BEIJING, 24 janvier
(Xinhua) -- Les six pays ont abouti à un consensus sur les principaux
éléments d'un projet de résolution des Nations unies sur le problème
nucléaire iranien, selon lequel, toutes les parties devront continuer les
efforts diplomatiques et résoudre ce problème par le biais des
négociations.
Les ministres des Affaires étrangères de la Chine,
des Etats- Unis, de la Russie, de la Grande-Bretagne, de la France et de
l'Allemagne ont eu des entretiens mardi à Berlin concernant le
problème nucléaire iranien.
Jiang Yu, porte-parole du ministère chinois des
A.E., a dit lors d'une conférence de presse tenue jeudi que le consensus
était le résultat des négociations et des discussions entre les six
parties.
Le projet de résolution salue aussi les progrès
obtenus par l'Iran et l'Agence internationale de l'énergie atomique (AIEA)
sur la résolution de problèmes non encore résolus tout en les
encourageant à continuer ce travail, a ajouté Jiang.

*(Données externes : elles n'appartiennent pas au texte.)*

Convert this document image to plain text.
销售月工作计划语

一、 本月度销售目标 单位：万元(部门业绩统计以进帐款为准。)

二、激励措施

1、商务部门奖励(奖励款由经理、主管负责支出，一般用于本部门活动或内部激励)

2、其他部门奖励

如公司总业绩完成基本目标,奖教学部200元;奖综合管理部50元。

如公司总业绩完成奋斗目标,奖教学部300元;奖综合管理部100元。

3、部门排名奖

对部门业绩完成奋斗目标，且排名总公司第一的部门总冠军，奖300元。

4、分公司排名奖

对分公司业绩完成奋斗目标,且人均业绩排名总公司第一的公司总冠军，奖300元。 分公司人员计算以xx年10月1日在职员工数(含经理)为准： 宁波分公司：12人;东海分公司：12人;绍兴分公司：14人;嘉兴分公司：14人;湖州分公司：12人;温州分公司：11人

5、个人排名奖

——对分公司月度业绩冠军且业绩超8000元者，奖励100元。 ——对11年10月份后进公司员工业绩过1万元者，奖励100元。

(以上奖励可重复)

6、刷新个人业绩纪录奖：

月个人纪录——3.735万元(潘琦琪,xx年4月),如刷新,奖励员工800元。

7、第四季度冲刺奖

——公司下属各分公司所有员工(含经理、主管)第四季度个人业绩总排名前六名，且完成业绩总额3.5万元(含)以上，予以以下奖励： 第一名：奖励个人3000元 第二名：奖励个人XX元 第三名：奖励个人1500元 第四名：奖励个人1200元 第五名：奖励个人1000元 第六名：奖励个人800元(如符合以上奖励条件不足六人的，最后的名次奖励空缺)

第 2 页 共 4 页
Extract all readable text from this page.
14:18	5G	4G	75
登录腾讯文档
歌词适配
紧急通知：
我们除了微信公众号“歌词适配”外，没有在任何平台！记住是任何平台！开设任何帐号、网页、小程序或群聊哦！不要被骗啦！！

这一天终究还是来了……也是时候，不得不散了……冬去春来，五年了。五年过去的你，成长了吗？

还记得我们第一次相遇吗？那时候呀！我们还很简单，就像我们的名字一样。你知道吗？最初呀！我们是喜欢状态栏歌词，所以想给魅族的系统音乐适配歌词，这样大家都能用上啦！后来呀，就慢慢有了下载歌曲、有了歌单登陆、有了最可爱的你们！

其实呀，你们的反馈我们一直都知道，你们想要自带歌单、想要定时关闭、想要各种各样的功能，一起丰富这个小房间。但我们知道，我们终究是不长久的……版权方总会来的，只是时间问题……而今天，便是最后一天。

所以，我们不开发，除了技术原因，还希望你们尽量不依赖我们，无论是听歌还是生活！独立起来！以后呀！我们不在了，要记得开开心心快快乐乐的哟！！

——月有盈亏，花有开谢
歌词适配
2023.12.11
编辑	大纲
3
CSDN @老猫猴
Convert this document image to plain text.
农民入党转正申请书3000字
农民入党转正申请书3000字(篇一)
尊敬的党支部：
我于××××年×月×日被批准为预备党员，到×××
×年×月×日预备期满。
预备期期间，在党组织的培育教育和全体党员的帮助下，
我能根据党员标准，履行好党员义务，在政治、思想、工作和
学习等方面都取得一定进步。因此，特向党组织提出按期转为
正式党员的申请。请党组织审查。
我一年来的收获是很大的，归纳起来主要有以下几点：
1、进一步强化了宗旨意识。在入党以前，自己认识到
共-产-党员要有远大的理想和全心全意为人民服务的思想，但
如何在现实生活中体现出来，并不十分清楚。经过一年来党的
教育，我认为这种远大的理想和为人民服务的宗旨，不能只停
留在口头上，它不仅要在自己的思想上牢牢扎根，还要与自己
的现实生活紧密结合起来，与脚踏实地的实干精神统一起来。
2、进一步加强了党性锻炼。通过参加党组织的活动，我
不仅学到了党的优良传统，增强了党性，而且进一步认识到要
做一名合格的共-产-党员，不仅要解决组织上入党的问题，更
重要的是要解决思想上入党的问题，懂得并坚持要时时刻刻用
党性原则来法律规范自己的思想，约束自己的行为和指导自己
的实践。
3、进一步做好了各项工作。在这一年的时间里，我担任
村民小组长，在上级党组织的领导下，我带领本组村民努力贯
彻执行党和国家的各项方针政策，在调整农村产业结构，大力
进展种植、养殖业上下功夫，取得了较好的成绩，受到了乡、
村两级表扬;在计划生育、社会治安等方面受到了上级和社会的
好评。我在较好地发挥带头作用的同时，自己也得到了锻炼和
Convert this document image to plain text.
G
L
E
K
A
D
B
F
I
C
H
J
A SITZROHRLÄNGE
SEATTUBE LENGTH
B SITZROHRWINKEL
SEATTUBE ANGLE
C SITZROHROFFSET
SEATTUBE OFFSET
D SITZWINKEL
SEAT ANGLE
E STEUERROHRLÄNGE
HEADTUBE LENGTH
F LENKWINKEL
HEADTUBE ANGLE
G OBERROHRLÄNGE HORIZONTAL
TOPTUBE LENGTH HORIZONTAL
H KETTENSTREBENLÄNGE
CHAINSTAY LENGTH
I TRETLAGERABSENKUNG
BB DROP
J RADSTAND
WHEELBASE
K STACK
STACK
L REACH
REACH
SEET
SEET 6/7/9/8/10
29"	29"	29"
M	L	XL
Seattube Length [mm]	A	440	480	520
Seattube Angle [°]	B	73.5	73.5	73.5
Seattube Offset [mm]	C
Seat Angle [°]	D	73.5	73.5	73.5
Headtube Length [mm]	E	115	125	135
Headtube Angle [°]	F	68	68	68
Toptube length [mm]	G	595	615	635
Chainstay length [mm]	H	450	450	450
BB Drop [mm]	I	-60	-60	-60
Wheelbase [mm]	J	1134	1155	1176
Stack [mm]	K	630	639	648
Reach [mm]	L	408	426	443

Elle a appelé toutes les parties concernées à
renforcer les efforts diplomatiques et à trouver un moyen créatif pour
briser l'impasse afin de résoudre ce problème de façon globale et
appropriée.
D'après Jiang, le projet de résolution sera soumis
au Conseil de Sécurité de l'Onu avant d'être discuté par tous les membres
du Conseil de Sécurité.
Elle a aussi appelé la communauté internationale à
déployer davantage d'efforts diplomatiques en ce moment crucial de
recherche d'une solution au problème nucléaire iranien.
D'après le ministre russe des Affaires étrangères
Sergei Lavrov, le projet de résolution envisage des mesures suplémentaires
contre l'Iran, mais il ne s'agit pas de sanctions sévères.
Le projet de résolution confirme clairement que si
l'Iran est d'accord avec les propositions avancées par les six pays, des
négociations directes seront lancées sur tous les problèmes du
programme nucléaire iranien -- les négociations directes regroupant
les six pays et les Etats-Unis, a révélé Lavrov.
L'impasse diplomatique entre l'Iran et l'Occident a
commencé il y a six ans quand ce dernier a soupçonné que les travaux
nucléaires de Téhéran était une couverture pour un programme
d'armements atomiques.
Jusqu'à présent, le Conseil de Sécurité de l'Onu a
déjà adopté deux résolutions, une en décembre 2006 et l'autre en mars
2007, pour forcer l'Iran à cesser toutes ses activités d'enrichissement
de l'uranium et à abandonner ses programmes nucléaires.